Он обнял ее за ставшие вдруг родными плечи:
— Что случилось?
— Мужчина, — ответила она побелевшими губами. — Звонил какой-то мужчина и велел тебе передать, чтобы ты уносил ноги. Через пять минут здесь будет полиция.
— О Господи! Кто же это был?
— Не знаю, — виновато прошептала она. — Ох, Дойл, что же нам делать?
— Запомни, ты здесь ни при чем. От всего отпирайся, — приказал Дойл, вытягивая из-под кровати подаренные Дженни отцовские ботинки. — Остальное моя забота.
Он начал натягивать через голову свитер. Она положила руку ему на плечо.
— Сдайся, Бомбардир, пожалуйста.
— Всему свое время, девочка. Первым делом мне надо убраться отсюда подальше, чтобы топтуны не могли прицепиться ни к тебе, ни к старушке.
Она мгновение всматривалась в его лицо, потом подошла к туалетному столику и открыла сумочку. Она зачерпнула оттуда горсть монет и три фунта и протянула ему. Он попытался отвести ее руку.
— Лучше возьми, вдруг все-таки решишь пуститься в бега. Я не буду тебя ни на что уговаривать. — Она достала из шкафа старый дождевик. — Это тоже возьми. Осталось от отца. Плащ ему больше не нужен. — Она снова стала девушкой из Йоркшира с крепкими нервами и твердым характером, с железным самообладанием, не ведающей страха и слез.
— Теперь тебе лучше убраться.
Мужчина накинул плащ и шагнул к выходу. На лестнице она потянула его за руку.
— Есть дорога побезопасней.
Он поднялся за ней по ступеням, минуя несколько дверей, и задержался у самой солидной, обитой стальным листом, защищающим от взлома, ведущей на чердак.

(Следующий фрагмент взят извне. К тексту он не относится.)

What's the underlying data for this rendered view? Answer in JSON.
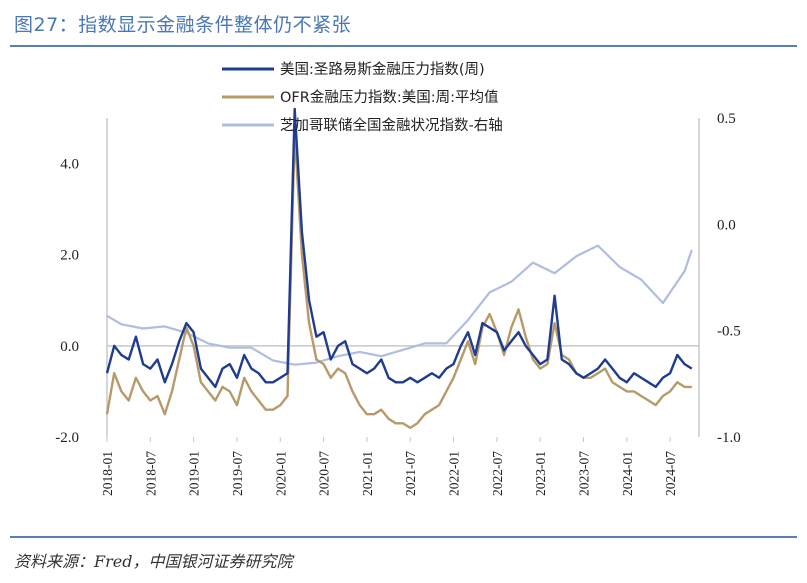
{
  "figure": {
    "title": "图27：指数显示金融条件整体仍不紧张",
    "source": "资料来源：Fred，中国银河证券研究院"
  },
  "colors": {
    "accent": "#5a7fb5",
    "series1": "#1f3c8f",
    "series2": "#b89a6a",
    "series3": "#aebde0"
  },
  "chart_data": {
    "type": "line",
    "title": "",
    "xlabel": "",
    "ylabel": "",
    "legend_position": "top",
    "grid": false,
    "x_ticks": [
      "2018-01",
      "2018-07",
      "2019-01",
      "2019-07",
      "2020-01",
      "2020-07",
      "2021-01",
      "2021-07",
      "2022-01",
      "2022-07",
      "2023-01",
      "2023-07",
      "2024-01",
      "2024-07"
    ],
    "y_left": {
      "lim": [
        -2.0,
        5.0
      ],
      "ticks": [
        -2.0,
        0.0,
        2.0,
        4.0
      ],
      "tick_labels": [
        "-2.0",
        "0.0",
        "2.0",
        "4.0"
      ]
    },
    "y_right": {
      "lim": [
        -1.0,
        0.5
      ],
      "ticks": [
        -1.0,
        -0.5,
        0.0,
        0.5
      ],
      "tick_labels": [
        "-1.0",
        "-0.5",
        "0.0",
        "0.5"
      ]
    },
    "series": [
      {
        "name": "美国:圣路易斯金融压力指数(周)",
        "axis": "left",
        "points": [
          [
            "2018-01",
            -0.6
          ],
          [
            "2018-02",
            0.0
          ],
          [
            "2018-03",
            -0.2
          ],
          [
            "2018-04",
            -0.3
          ],
          [
            "2018-05",
            0.2
          ],
          [
            "2018-06",
            -0.4
          ],
          [
            "2018-07",
            -0.5
          ],
          [
            "2018-08",
            -0.3
          ],
          [
            "2018-09",
            -0.8
          ],
          [
            "2018-10",
            -0.4
          ],
          [
            "2018-11",
            0.1
          ],
          [
            "2018-12",
            0.5
          ],
          [
            "2019-01",
            0.3
          ],
          [
            "2019-02",
            -0.5
          ],
          [
            "2019-03",
            -0.7
          ],
          [
            "2019-04",
            -0.9
          ],
          [
            "2019-05",
            -0.5
          ],
          [
            "2019-06",
            -0.4
          ],
          [
            "2019-07",
            -0.7
          ],
          [
            "2019-08",
            -0.2
          ],
          [
            "2019-09",
            -0.5
          ],
          [
            "2019-10",
            -0.6
          ],
          [
            "2019-11",
            -0.8
          ],
          [
            "2019-12",
            -0.8
          ],
          [
            "2020-01",
            -0.7
          ],
          [
            "2020-02",
            -0.6
          ],
          [
            "2020-03",
            5.2
          ],
          [
            "2020-04",
            2.5
          ],
          [
            "2020-05",
            1.0
          ],
          [
            "2020-06",
            0.2
          ],
          [
            "2020-07",
            0.3
          ],
          [
            "2020-08",
            -0.3
          ],
          [
            "2020-09",
            0.0
          ],
          [
            "2020-10",
            0.1
          ],
          [
            "2020-11",
            -0.4
          ],
          [
            "2020-12",
            -0.5
          ],
          [
            "2021-01",
            -0.6
          ],
          [
            "2021-02",
            -0.5
          ],
          [
            "2021-03",
            -0.3
          ],
          [
            "2021-04",
            -0.7
          ],
          [
            "2021-05",
            -0.8
          ],
          [
            "2021-06",
            -0.8
          ],
          [
            "2021-07",
            -0.7
          ],
          [
            "2021-08",
            -0.8
          ],
          [
            "2021-09",
            -0.7
          ],
          [
            "2021-10",
            -0.6
          ],
          [
            "2021-11",
            -0.7
          ],
          [
            "2021-12",
            -0.5
          ],
          [
            "2022-01",
            -0.4
          ],
          [
            "2022-02",
            0.0
          ],
          [
            "2022-03",
            0.3
          ],
          [
            "2022-04",
            -0.2
          ],
          [
            "2022-05",
            0.5
          ],
          [
            "2022-06",
            0.4
          ],
          [
            "2022-07",
            0.3
          ],
          [
            "2022-08",
            -0.1
          ],
          [
            "2022-09",
            0.1
          ],
          [
            "2022-10",
            0.3
          ],
          [
            "2022-11",
            0.0
          ],
          [
            "2022-12",
            -0.2
          ],
          [
            "2023-01",
            -0.4
          ],
          [
            "2023-02",
            -0.3
          ],
          [
            "2023-03",
            1.1
          ],
          [
            "2023-04",
            -0.3
          ],
          [
            "2023-05",
            -0.4
          ],
          [
            "2023-06",
            -0.6
          ],
          [
            "2023-07",
            -0.7
          ],
          [
            "2023-08",
            -0.6
          ],
          [
            "2023-09",
            -0.5
          ],
          [
            "2023-10",
            -0.3
          ],
          [
            "2023-11",
            -0.5
          ],
          [
            "2023-12",
            -0.7
          ],
          [
            "2024-01",
            -0.8
          ],
          [
            "2024-02",
            -0.6
          ],
          [
            "2024-03",
            -0.7
          ],
          [
            "2024-04",
            -0.8
          ],
          [
            "2024-05",
            -0.9
          ],
          [
            "2024-06",
            -0.7
          ],
          [
            "2024-07",
            -0.6
          ],
          [
            "2024-08",
            -0.2
          ],
          [
            "2024-09",
            -0.4
          ],
          [
            "2024-10",
            -0.5
          ]
        ]
      },
      {
        "name": "OFR金融压力指数:美国:周:平均值",
        "axis": "left",
        "points": [
          [
            "2018-01",
            -1.5
          ],
          [
            "2018-02",
            -0.6
          ],
          [
            "2018-03",
            -1.0
          ],
          [
            "2018-04",
            -1.2
          ],
          [
            "2018-05",
            -0.7
          ],
          [
            "2018-06",
            -1.0
          ],
          [
            "2018-07",
            -1.2
          ],
          [
            "2018-08",
            -1.1
          ],
          [
            "2018-09",
            -1.5
          ],
          [
            "2018-10",
            -1.0
          ],
          [
            "2018-11",
            -0.3
          ],
          [
            "2018-12",
            0.4
          ],
          [
            "2019-01",
            0.0
          ],
          [
            "2019-02",
            -0.8
          ],
          [
            "2019-03",
            -1.0
          ],
          [
            "2019-04",
            -1.2
          ],
          [
            "2019-05",
            -0.9
          ],
          [
            "2019-06",
            -1.0
          ],
          [
            "2019-07",
            -1.3
          ],
          [
            "2019-08",
            -0.7
          ],
          [
            "2019-09",
            -1.0
          ],
          [
            "2019-10",
            -1.2
          ],
          [
            "2019-11",
            -1.4
          ],
          [
            "2019-12",
            -1.4
          ],
          [
            "2020-01",
            -1.3
          ],
          [
            "2020-02",
            -1.1
          ],
          [
            "2020-03",
            4.7
          ],
          [
            "2020-04",
            2.0
          ],
          [
            "2020-05",
            0.5
          ],
          [
            "2020-06",
            -0.3
          ],
          [
            "2020-07",
            -0.4
          ],
          [
            "2020-08",
            -0.7
          ],
          [
            "2020-09",
            -0.5
          ],
          [
            "2020-10",
            -0.6
          ],
          [
            "2020-11",
            -1.0
          ],
          [
            "2020-12",
            -1.3
          ],
          [
            "2021-01",
            -1.5
          ],
          [
            "2021-02",
            -1.5
          ],
          [
            "2021-03",
            -1.4
          ],
          [
            "2021-04",
            -1.6
          ],
          [
            "2021-05",
            -1.7
          ],
          [
            "2021-06",
            -1.7
          ],
          [
            "2021-07",
            -1.8
          ],
          [
            "2021-08",
            -1.7
          ],
          [
            "2021-09",
            -1.5
          ],
          [
            "2021-10",
            -1.4
          ],
          [
            "2021-11",
            -1.3
          ],
          [
            "2021-12",
            -1.0
          ],
          [
            "2022-01",
            -0.7
          ],
          [
            "2022-02",
            -0.3
          ],
          [
            "2022-03",
            0.1
          ],
          [
            "2022-04",
            -0.4
          ],
          [
            "2022-05",
            0.4
          ],
          [
            "2022-06",
            0.7
          ],
          [
            "2022-07",
            0.3
          ],
          [
            "2022-08",
            -0.2
          ],
          [
            "2022-09",
            0.4
          ],
          [
            "2022-10",
            0.8
          ],
          [
            "2022-11",
            0.2
          ],
          [
            "2022-12",
            -0.3
          ],
          [
            "2023-01",
            -0.5
          ],
          [
            "2023-02",
            -0.4
          ],
          [
            "2023-03",
            0.5
          ],
          [
            "2023-04",
            -0.2
          ],
          [
            "2023-05",
            -0.3
          ],
          [
            "2023-06",
            -0.6
          ],
          [
            "2023-07",
            -0.7
          ],
          [
            "2023-08",
            -0.7
          ],
          [
            "2023-09",
            -0.6
          ],
          [
            "2023-10",
            -0.5
          ],
          [
            "2023-11",
            -0.8
          ],
          [
            "2023-12",
            -0.9
          ],
          [
            "2024-01",
            -1.0
          ],
          [
            "2024-02",
            -1.0
          ],
          [
            "2024-03",
            -1.1
          ],
          [
            "2024-04",
            -1.2
          ],
          [
            "2024-05",
            -1.3
          ],
          [
            "2024-06",
            -1.1
          ],
          [
            "2024-07",
            -1.0
          ],
          [
            "2024-08",
            -0.8
          ],
          [
            "2024-09",
            -0.9
          ],
          [
            "2024-10",
            -0.9
          ]
        ]
      },
      {
        "name": "芝加哥联储全国金融状况指数-右轴",
        "axis": "right",
        "points": [
          [
            "2018-01",
            -0.43
          ],
          [
            "2018-03",
            -0.47
          ],
          [
            "2018-06",
            -0.49
          ],
          [
            "2018-09",
            -0.48
          ],
          [
            "2018-12",
            -0.51
          ],
          [
            "2019-03",
            -0.56
          ],
          [
            "2019-06",
            -0.58
          ],
          [
            "2019-09",
            -0.58
          ],
          [
            "2019-12",
            -0.64
          ],
          [
            "2020-03",
            -0.66
          ],
          [
            "2020-06",
            -0.65
          ],
          [
            "2020-09",
            -0.62
          ],
          [
            "2020-12",
            -0.6
          ],
          [
            "2021-03",
            -0.62
          ],
          [
            "2021-06",
            -0.59
          ],
          [
            "2021-09",
            -0.56
          ],
          [
            "2021-12",
            -0.56
          ],
          [
            "2022-03",
            -0.45
          ],
          [
            "2022-06",
            -0.32
          ],
          [
            "2022-09",
            -0.27
          ],
          [
            "2022-12",
            -0.18
          ],
          [
            "2023-03",
            -0.23
          ],
          [
            "2023-06",
            -0.15
          ],
          [
            "2023-09",
            -0.1
          ],
          [
            "2023-12",
            -0.2
          ],
          [
            "2024-03",
            -0.26
          ],
          [
            "2024-06",
            -0.37
          ],
          [
            "2024-09",
            -0.22
          ],
          [
            "2024-10",
            -0.12
          ]
        ]
      }
    ]
  }
}
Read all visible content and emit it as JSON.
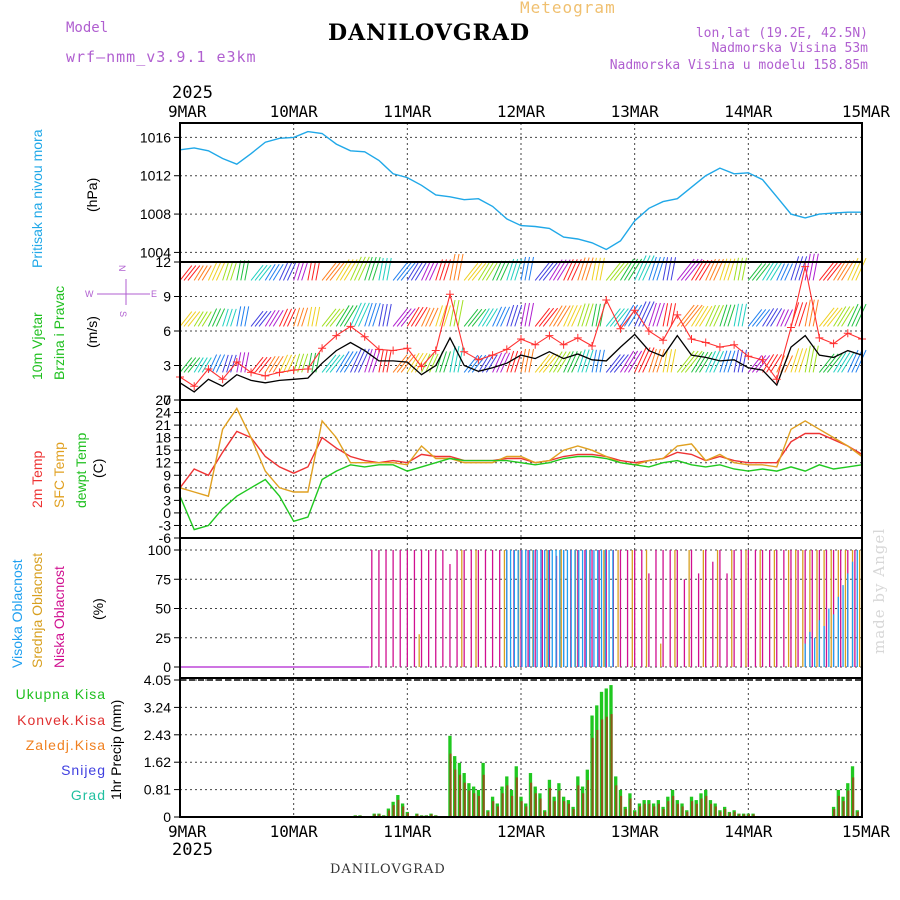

Дженни отодвинула засов. Порыв ветра распахнул дверь настежь, открывая путь на плоскую крышу, с одной стороны огражденную балюстрадой, а с другой — круто обрывающуюся во дворик.
— Перешагни через перила и окажешься на крыше слесарной мастерской. Тебе это вполне по силам, между нашими домами не больше метра. Я сама в детстве так лазила. А там спустишься по пожарной лестнице и очутишься на другой улице.
Потоки воды хлестали сквозь дверной проем, но Дойл не мог сделать и шага, ошеломленно всматриваясь в девушку.
Она сильным толчком выпихнула его на дождь.
— Да шевелись же ты, осел! — прокричала она и хлопнула дверью.
Никогда в жизни он не чувствовал себя таким одиноким, отрезанным от всего и отринутым всеми. Он с горечью понял, что то, что имеет право называться настоящей жизнью, все, что есть на свете ценного и глубокого, осталось там, за железной дверью, без него. И он ничего не мог поделать. Совсем ничего.
Он сделал все в точности, как она велела: спустя считанные секунды быстрыми шагами пересек соседнюю с домом Краудеров улочку и свернул за угол.
Мысли его комкались и рвались, когда он оставлял за собой улицу за улицей, квартал за кварталом. Через десять минут он вдруг обнаружил, что уткнулся в ограду парка Джубили. Он прокрался внутрь через боковую калитку, даже не взглянув на овеянную легендами статую добродетельной королевы Виктории со скипетром в одной руке и державой в другой. Бесцельно глядя перед собой, он брел по аллее парка.